Ieri e oggi, insieme con tante persone ho avuto l’immenso dono di ricordare il XXV anniversario della fondazione del seminario. Il 4 settembre 1999 venne a benedirlo san Giovanni Paolo II (di cui oggi ricorre la Memoria). Abbiamo avuto la stupenda occasione per riflettere sul magistero di papa Wojtyla e naturalmente anche e soprattutto sul dono del sacerdozio.
Stasera vi spedisco parte del paragrafo con cui egli concluse l’enciclica dedicata allo Spirito Santo. Si tratta di una breve riflessione sull’opera dello Terza Persona della Santissima Trinità, basandosi sulla Sequenza di Pentecoste. Dà moltissimi spunti per riflettere, per pregare, per vivere santamente.
È urgente e bellissimo meditare sull’opera trasformante dello Spirito Santo. Ciò che conta è permetterGli di entrare nella nostra intimità. Così Egli potrà consolarci, guarirci, trasformarci, donarci pace e speranza.
Ecco il testo del Papa.
Lo Spirito Santo, nel suo misterioso legame di divina comunione col Redentore dell’uomo, è il realizzatore della continuità della sua opera: egli prende da Cristo e trasmette a tutti, entrando incessantemente nella storia del mondo attraverso il cuore dell’uomo.

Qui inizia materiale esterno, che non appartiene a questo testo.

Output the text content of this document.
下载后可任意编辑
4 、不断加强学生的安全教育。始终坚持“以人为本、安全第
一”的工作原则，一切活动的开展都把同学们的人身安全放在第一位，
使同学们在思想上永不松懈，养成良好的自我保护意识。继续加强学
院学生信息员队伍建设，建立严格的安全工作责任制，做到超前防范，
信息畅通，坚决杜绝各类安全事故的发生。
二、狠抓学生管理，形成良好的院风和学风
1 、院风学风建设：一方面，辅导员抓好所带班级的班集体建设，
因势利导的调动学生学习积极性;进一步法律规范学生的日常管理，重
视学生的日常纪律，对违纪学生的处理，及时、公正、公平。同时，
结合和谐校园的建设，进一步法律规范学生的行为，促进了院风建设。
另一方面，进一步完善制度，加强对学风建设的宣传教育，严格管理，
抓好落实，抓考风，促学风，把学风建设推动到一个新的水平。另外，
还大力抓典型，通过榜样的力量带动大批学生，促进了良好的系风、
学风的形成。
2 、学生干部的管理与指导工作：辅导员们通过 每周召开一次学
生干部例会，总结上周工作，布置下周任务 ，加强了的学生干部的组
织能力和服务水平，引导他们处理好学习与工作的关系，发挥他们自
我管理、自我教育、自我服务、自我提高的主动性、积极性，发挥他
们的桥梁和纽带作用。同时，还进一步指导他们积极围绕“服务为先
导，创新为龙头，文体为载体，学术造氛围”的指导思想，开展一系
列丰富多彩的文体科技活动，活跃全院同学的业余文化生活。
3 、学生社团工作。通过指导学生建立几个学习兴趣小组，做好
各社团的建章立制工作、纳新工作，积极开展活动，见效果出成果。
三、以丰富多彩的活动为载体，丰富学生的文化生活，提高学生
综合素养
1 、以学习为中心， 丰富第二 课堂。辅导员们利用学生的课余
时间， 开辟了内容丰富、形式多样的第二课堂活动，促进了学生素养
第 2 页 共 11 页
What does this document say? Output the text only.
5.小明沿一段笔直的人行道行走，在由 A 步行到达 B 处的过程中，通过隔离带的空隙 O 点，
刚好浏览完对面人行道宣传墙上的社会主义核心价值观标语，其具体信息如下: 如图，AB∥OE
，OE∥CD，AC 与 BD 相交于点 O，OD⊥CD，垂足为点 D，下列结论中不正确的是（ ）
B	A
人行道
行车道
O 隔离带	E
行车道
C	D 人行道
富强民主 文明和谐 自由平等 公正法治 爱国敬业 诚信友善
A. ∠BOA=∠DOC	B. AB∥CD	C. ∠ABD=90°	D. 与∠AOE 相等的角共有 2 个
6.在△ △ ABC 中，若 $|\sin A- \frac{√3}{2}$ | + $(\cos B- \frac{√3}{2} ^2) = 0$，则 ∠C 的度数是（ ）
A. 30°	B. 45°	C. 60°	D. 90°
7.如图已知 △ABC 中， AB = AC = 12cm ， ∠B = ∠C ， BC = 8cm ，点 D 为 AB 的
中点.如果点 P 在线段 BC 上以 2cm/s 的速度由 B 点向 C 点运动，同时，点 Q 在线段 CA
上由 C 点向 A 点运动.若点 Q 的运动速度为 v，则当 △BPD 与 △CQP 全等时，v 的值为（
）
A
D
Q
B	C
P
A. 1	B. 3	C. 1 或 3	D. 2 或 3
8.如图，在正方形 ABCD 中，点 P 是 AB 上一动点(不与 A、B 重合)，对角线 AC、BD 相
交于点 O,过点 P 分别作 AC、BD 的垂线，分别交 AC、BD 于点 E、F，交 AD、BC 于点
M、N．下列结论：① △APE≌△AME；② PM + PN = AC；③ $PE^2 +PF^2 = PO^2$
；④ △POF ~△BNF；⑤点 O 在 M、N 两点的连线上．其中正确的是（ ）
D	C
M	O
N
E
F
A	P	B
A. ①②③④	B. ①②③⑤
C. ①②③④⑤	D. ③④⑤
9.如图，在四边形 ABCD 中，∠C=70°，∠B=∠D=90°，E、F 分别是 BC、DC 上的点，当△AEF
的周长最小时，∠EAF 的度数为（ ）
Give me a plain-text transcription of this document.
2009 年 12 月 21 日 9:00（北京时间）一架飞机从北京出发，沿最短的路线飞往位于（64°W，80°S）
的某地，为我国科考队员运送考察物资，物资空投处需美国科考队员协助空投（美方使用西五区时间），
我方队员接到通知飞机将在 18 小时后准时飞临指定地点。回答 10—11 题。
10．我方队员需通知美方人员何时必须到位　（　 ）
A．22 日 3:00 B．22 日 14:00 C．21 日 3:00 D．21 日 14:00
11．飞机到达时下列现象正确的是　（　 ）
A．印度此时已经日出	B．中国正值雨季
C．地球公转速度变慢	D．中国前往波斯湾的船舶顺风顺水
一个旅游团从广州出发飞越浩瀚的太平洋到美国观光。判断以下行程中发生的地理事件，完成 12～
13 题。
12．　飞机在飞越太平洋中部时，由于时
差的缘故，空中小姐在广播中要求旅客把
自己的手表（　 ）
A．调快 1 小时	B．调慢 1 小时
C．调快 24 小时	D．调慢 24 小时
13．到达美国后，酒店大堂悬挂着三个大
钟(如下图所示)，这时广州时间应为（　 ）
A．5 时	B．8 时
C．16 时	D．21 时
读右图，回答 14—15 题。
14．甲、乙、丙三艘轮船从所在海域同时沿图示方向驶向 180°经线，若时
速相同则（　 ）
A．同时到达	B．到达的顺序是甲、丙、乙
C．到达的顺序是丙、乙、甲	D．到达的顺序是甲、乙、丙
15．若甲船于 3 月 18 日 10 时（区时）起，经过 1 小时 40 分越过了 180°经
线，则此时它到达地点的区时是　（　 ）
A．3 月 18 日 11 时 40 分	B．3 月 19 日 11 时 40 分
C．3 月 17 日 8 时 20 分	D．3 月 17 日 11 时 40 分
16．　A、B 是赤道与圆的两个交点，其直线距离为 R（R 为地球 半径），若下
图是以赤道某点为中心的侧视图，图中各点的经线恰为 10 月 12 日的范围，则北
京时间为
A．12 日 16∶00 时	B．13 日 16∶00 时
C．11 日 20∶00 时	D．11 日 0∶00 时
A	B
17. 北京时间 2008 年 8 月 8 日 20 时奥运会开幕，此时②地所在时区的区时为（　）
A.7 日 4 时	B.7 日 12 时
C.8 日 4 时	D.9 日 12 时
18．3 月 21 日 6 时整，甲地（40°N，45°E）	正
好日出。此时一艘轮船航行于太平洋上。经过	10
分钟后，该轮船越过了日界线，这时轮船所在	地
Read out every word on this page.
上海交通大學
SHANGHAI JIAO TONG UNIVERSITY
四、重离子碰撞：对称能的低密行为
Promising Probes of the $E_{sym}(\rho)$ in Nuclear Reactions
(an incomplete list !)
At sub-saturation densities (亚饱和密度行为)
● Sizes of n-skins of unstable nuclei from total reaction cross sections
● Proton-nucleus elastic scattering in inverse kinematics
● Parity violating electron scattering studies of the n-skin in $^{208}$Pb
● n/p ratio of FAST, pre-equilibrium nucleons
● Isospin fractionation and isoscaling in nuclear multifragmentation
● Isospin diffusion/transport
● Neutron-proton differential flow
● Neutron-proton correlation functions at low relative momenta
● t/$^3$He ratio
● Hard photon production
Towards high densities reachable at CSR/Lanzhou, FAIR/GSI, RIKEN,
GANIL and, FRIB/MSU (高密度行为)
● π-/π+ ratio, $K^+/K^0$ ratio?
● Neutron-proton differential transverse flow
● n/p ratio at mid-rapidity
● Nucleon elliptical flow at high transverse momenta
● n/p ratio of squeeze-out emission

Qui egli diventa – come proclama la Sequenza liturgica della solennità di Pentecoste – vero «padre dei poveri, datore dei doni luce dei cuori»; diventa «dolce ospite dell’anima», che la Chiesa saluta incessantemente sulla soglia dell’intimità di ogni uomo. Egli, infatti, porta «riposo e riparo» in mezzo alle fatiche, al lavoro delle braccia e delle menti umane; porta «riposo» e «sollievo» in mezzo alla calura del giorno, in mezzo alle inquietudini, alle lotte e ai pericoli di ogni epoca; porta, infine, la «consolazione», quando il cuore umano piange ed è tentato dalla disperazione. Per questo, la stessa Sequenza esclama: «Senza la tua forza nulla è nell’uomo, nulla è senza colpa». Solo lo Spirito Santo, infatti, «convince del peccato», del male, allo scopo di instaurare il bene nell’uomo e nel mondo umano: per «rinnovare la faccia della terra». Perciò, egli opera la purificazione da tutto ciò che «deturpa» l’uomo, da «ciò che è sordido»; cura le ferite anche più profonde dell’umana esistenza; cambia l’interiore aridità delle anime, trasformandole in fertili campi di grazia e di santità. Quello che è «rigido – lo piega», quello che è «gelido – lo riscalda», quello che è «sviato – lo raddrizza» lungo le vie della salvezza (S. GIOVANNI PAOLO II, Dominum et vivificantem, 18-5-1986, n. 67).